The Great Mouse Detective (1986)

24 Feb


Smith’s Verdict: ***1/2

Reviewed by Tanner Smith

Well it figures that, in a Disney animated feature, when a father and daughter are having a good time, and the little daughter calls her father the “best daddy in the whole world,” it only makes it necessary for the father to suddenly be taken out of the picture. This way, she can embark on the movie’s adventure. But here’s a surprise (for a Disney animated movie)—the father isn’t dead. He’s just been kidnapped, that’s all.

The main gimmick of Disney’s “The Great Mouse Detective,” a very well-put-together family-adventure, is that the main characters are all mice and rats living in Victorian London. It’s like a parallel world underneath our own, which makes sense considering the title character (indeed a “great mouse detective”) lives under the dwelling of Sherlock Holmes. The film draws heavily on traditional Sherlock Holmes elements—of course, for example, the main character, named Basil, is a heroic mouse who has the intelligence and personality of the famous fictional detective.

The aforementioned little girl (or mouse, whatever) witnesses her father being captured by a nasty, peg-legged bat. So with the aid of friendly Dr. Dawson, she tracks down the rodent-equivalent of Sherlock Holmes himself, Basil of Baker Street. She hopes that Basil will be able to help get her father back. While following a series of clues, Basil, Dawson, and the girl (aided by a loyal dog named Toby) set out to rescue the kidnapped parent and stop an evil scheme devised by a villainous sewer rat named Ratigan, whose plan requires the help of the father.

By the way, the father is a toymaker and Ratigan plans to use his inventiveness to create a robotic clone of the mouse Queen, so that it can trick the attendees of a royal event into thinking that Ratigan is now ruler of the land…I am aware of how dumb that sounds, but I’ll let it slide because it’s Disney-magic. The mice talk, yet Toby the dog and Ratigan’s pet cat don’t. Let them do whatever they want.

“The Great Mouse Detective” is quite the entertaining Disney film. It takes us on a wild adventure through this intriguing mouse-world and has sequence upon sequence of pure delight and mystery. It will delight kids, and also keep their parents entertained as well.

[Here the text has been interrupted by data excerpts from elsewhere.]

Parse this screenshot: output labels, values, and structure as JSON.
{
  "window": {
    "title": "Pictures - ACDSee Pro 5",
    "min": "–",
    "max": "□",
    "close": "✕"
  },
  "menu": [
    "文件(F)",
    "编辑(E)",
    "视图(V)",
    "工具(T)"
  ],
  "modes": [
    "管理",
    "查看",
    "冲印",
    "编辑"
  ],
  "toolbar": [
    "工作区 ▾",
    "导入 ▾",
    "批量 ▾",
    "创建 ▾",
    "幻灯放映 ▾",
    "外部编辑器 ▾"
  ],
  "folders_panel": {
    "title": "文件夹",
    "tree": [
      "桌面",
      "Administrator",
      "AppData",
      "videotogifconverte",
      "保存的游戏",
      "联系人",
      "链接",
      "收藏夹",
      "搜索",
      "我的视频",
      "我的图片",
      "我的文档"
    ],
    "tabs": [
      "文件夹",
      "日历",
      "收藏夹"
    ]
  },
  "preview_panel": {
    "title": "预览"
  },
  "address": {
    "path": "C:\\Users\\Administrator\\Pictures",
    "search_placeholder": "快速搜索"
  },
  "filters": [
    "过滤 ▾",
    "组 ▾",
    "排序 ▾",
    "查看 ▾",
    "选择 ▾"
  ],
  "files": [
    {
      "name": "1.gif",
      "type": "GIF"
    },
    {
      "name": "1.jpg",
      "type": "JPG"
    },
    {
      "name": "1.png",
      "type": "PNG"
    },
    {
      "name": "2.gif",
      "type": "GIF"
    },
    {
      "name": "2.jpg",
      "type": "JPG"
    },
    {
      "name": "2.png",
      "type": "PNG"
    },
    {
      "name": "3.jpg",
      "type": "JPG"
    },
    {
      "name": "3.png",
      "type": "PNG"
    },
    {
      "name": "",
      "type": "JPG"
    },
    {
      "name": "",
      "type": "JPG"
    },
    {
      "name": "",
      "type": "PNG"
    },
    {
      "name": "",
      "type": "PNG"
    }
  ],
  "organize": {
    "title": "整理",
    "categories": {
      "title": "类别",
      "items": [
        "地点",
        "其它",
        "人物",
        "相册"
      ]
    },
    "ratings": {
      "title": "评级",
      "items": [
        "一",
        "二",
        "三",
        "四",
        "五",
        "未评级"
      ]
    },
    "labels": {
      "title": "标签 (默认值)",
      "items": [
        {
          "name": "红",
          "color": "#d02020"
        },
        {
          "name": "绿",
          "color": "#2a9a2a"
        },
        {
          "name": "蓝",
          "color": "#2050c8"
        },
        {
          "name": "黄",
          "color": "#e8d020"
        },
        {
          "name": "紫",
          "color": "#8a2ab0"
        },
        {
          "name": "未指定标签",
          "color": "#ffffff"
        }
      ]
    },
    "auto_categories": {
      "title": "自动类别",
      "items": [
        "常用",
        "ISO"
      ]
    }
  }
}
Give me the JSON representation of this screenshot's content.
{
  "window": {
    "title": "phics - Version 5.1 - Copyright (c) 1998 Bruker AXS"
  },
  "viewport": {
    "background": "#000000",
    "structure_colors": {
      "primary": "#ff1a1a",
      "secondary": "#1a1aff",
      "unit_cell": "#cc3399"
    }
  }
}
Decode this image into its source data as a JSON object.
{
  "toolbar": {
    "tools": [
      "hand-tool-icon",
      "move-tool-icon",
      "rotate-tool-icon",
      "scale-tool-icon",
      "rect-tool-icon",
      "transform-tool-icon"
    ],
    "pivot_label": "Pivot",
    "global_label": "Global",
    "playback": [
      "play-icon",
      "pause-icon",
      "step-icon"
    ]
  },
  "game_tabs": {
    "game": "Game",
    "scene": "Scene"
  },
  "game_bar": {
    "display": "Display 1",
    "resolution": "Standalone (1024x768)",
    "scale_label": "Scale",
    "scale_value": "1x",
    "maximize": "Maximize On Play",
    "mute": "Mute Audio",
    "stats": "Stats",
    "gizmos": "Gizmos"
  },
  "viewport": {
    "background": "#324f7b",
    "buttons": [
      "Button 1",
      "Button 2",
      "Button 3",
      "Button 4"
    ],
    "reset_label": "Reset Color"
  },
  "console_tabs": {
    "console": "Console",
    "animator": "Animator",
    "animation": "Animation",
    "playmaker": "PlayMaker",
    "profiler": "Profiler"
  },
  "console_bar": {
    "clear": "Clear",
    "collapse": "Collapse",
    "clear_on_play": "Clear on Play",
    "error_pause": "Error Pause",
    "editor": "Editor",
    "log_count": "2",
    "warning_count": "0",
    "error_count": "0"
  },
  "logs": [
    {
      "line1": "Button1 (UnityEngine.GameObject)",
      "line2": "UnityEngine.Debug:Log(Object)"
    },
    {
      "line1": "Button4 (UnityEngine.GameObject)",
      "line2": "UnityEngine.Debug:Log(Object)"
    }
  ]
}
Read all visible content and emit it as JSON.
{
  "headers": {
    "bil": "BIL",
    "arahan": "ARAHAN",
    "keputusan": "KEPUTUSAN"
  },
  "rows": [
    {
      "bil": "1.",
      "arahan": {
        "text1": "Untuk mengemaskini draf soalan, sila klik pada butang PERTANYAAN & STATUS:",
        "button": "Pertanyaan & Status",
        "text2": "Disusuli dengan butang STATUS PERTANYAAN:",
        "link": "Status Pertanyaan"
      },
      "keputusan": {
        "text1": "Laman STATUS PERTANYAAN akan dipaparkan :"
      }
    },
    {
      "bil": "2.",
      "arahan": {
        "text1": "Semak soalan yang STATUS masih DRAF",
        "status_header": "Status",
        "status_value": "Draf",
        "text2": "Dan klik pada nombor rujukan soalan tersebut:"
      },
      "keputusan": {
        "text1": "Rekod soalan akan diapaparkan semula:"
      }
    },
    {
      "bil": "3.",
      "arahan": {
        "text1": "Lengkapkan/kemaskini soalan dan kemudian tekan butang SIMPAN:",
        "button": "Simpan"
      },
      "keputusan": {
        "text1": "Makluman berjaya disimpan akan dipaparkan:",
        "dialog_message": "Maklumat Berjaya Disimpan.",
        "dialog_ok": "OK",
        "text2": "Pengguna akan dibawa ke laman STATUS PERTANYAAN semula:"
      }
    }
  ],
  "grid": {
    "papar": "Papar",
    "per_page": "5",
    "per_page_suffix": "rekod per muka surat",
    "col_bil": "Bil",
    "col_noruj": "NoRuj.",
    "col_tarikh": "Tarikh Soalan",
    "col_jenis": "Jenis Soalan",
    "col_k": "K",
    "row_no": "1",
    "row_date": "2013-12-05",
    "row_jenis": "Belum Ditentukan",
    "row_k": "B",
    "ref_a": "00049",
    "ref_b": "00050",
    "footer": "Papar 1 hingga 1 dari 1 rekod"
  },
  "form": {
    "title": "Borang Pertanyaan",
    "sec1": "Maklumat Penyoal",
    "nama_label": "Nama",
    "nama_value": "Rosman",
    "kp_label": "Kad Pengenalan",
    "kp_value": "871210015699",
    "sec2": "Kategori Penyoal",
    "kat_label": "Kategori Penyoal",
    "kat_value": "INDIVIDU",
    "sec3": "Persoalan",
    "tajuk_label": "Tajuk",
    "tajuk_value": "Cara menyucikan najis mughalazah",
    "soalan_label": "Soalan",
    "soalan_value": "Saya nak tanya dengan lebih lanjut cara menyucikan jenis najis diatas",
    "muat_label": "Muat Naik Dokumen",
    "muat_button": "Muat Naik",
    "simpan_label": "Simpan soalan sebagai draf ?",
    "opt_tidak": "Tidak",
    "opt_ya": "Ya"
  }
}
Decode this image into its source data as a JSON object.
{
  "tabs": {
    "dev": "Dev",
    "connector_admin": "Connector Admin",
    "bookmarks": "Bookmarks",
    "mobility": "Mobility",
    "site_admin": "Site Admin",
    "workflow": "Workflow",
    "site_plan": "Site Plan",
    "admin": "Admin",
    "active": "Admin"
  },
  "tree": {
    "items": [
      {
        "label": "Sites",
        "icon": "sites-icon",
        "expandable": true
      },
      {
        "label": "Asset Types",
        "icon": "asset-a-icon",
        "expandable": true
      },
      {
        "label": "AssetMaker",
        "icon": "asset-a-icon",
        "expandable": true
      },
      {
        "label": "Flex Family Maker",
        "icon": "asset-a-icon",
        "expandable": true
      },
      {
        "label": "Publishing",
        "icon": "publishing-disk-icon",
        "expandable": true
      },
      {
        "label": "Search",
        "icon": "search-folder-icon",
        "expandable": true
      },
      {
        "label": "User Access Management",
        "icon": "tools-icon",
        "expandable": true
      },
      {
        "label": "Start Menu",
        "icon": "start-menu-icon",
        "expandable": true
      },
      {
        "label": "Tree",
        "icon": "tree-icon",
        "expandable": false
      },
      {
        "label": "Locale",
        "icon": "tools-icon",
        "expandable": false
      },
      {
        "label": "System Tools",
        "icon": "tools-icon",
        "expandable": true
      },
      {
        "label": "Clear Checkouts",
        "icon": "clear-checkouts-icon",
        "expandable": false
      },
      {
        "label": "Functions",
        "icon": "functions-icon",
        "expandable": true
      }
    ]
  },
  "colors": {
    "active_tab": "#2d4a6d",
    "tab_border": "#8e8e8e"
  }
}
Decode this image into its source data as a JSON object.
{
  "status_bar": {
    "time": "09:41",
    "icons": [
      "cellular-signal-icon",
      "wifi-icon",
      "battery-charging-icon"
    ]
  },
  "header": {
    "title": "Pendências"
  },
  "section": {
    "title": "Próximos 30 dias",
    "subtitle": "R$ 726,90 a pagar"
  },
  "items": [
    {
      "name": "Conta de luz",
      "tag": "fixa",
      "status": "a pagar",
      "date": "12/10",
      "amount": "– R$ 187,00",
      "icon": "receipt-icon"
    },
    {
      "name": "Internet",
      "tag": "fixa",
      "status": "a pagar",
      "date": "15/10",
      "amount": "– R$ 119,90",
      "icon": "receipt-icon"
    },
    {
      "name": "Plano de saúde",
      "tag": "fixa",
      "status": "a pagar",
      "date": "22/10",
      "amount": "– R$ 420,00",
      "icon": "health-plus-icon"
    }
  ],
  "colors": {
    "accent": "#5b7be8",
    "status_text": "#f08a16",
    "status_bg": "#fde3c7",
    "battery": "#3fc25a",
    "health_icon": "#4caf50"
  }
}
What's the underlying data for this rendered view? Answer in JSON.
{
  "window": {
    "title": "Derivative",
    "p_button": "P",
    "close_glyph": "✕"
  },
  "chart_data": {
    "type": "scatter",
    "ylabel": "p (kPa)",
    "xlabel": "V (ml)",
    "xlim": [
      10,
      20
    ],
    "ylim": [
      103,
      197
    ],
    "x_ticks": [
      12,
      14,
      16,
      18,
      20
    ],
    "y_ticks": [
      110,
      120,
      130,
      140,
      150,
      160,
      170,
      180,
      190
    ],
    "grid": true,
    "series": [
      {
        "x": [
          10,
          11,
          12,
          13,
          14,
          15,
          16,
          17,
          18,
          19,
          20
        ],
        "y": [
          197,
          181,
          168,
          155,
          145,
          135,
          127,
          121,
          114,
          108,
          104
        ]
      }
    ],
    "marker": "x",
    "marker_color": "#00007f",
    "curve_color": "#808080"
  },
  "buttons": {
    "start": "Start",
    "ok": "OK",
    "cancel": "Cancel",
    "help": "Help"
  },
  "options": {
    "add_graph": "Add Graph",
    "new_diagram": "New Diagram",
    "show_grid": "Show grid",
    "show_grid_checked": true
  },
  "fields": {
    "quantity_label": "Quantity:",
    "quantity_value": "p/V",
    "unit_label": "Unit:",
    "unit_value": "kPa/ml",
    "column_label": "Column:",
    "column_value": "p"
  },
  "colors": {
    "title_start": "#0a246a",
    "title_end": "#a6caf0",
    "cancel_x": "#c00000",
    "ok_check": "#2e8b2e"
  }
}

While it does feature a little mouse-world mixing with the giant human world, what “The Great Mouse Detective” is really centered around are the characters that go through it and have this adventure. The hero and villain are very enjoyable. Basil (voiced by Barrie Ingham) is a great hero to follow—he’s quick-thinking; he’s intelligent; he’s observant; he’s energetic; and he’s narcissistic yet still very likeable. You can tell that from the first moment he arrives on screen that you’re going to enjoy watching this guy (or mouse) on this film’s journey. And the villain is great. Ratigan is voiced by Vincent Price, whose sliminess is very existent in his voiceover work for this character. Ratigan is brilliant, dastardly evil, and enjoys every second of what he does. He’s enjoying what he does so much that even we as a result can’t help but enjoy it as well. The hero and villain of “The Great Mouse Detective” are very appealing, and they play off each other perfectly as two intelligent minds trying to outwit each other.

Dawson, who becomes Basil’s loyal sidekick, is also very likeable. With nervous mannerisms, a distinguished quality to himself, and a loyalty that leads to bravery as the journey continues, Dawson is an effective equivalent of Holmes’ partner Dr. Watson.

But being a Disney animated feature, the animation deserves credit, especially since this is apparently the first time Disney used computer-generated animation. What really stands out among this animation is the climax, in which Basil and Ratigan have a showdown in the clock tower. The way this sequence is animated is just so fascinating, and the way it’s put together makes for a quite intense fight scene.

“The Great Mouse Detective” constantly gets overlooked when it comes to mentioning Disney animated films, but it really is a small treasure. It may be the mouse version of the Sherlock Holmes story, but don’t let that throw you off. It’s an entertaining movie with terrific animation, interesting characters, and a good sense of fun.